Liquidation is a situation, wherein a company sells off all its liabilities to the creditors, if it is failing to catch up with the market. This article will help you to know its value. Continue reading…
Liquidation value is a rarely used methodology or approach in companies or projects, where the cash flow deteriorates. Breakup value is another term, which can be used interchangeably with liquidation value, and it is referred to as the cash value of single asset. The value of this single asset is much lower than the fair market value because, the asset is sold at insufficient time in the market, as the illiquid assets like real estate need a sufficient time to get its fair market value.
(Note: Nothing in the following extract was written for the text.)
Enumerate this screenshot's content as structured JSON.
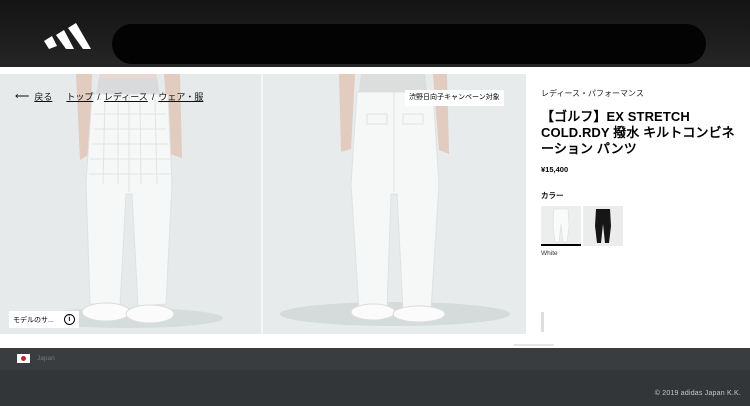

What is Liquidation Value?
Liquidation value is basically the total worth of the physical assets of company, when it goes out of business. It is one of the main premise value in determining the business’s value. According to Black’s law dictionary, its value is defined as “the value of a business or of an asset when it is sold in liquidation, as opposed to being sold in the ordinary course of business.” Liquidating a business is done involuntarily, if the company falls into bankruptcy or it may be voluntary, if the owner of the firm is interested in the going-concern value of the company.
The going-concern value of a company is a firm’s value as an ongoing entity in the excess of the sum of the value of its parts. Business analysts calculate the liquidation value of a company, to find out the minimum value of the company during business failure and liquidation. Investors of a company, use it to find the details of the company in which they have invested. The value investors, who are interested to know whether the stocks they have purchased is profitable or not, will require the concerned company’s market capitalization value and the going-concern value of the firm to make their calculation.
Types of Liquidation Value
The International Glossary defines it as “the net amount that can be realized if the business is terminated and the assets are sold piecemeal. Liquidation can be either orderly or forced.”
Orderly Liquidation Value
Orderly liquidation value is defined as “liquidation value at which the asset or assets are sold over a reasonable period of time to maximize proceeds received”. It is also known as voluntary liquidation value. Voluntary liquidation occurs when some important person of a company resigns or if the shareholders vote against the company, and decide not to continue any operation further with the company.
Forced Liquidation Value
Forced liquidation value is defined as “liquidation value at which the asset or assets are sold as quickly as possible, such as at an auction”. It occurs when the account of company reaches the under-margin level, and if the company owner is not taking measures to meet the required margin levels, the broker has the right to sell out the positions.
Calculating the Liquidation Value
Liquidation Value = Total Assets – Total Liabilities
Total Assets
- Cash
- Fixed assets such as building, land, machineries
- Receivables
- Inventory
Total Liabilities
- Loans
- Mortgages
- Accounts payable
- Deferred revenues
- Accrued revenues
Liquidation value is calculated in order to estimate the amount of money left after all the assets are sold and the company has paid off the liabilities. For example, real estate is an important asset in a corporate company’s balance sheet. Intangible assets such as a company’s intellectual property, brand-name recognition, goodwill value, patent, copyrights, trademarks, etc., are not included while calculating the liquidation value of a company.
But if the company is to be sold due to financial crisis or bankruptcy, then the liquidation value and value of the intangible assets, will be considered, in order to find the going-concern value of the company, but if the company is liquidated, intangible assets won’t be taken into account.
The liquidation value will be less than the retail value and the book value because, liabilities are subtracted from it. According to an article in the magazine named Journal of Finance, “When a firm in financial distress needs to sell assets, its industry peers are likely to be experiencing problems themselves, leading to asset sales at prices below value in best use. Such illiquidity makes assets cheap in bad times.” This means that, the state of the market during liquidation also determines the liquidation value.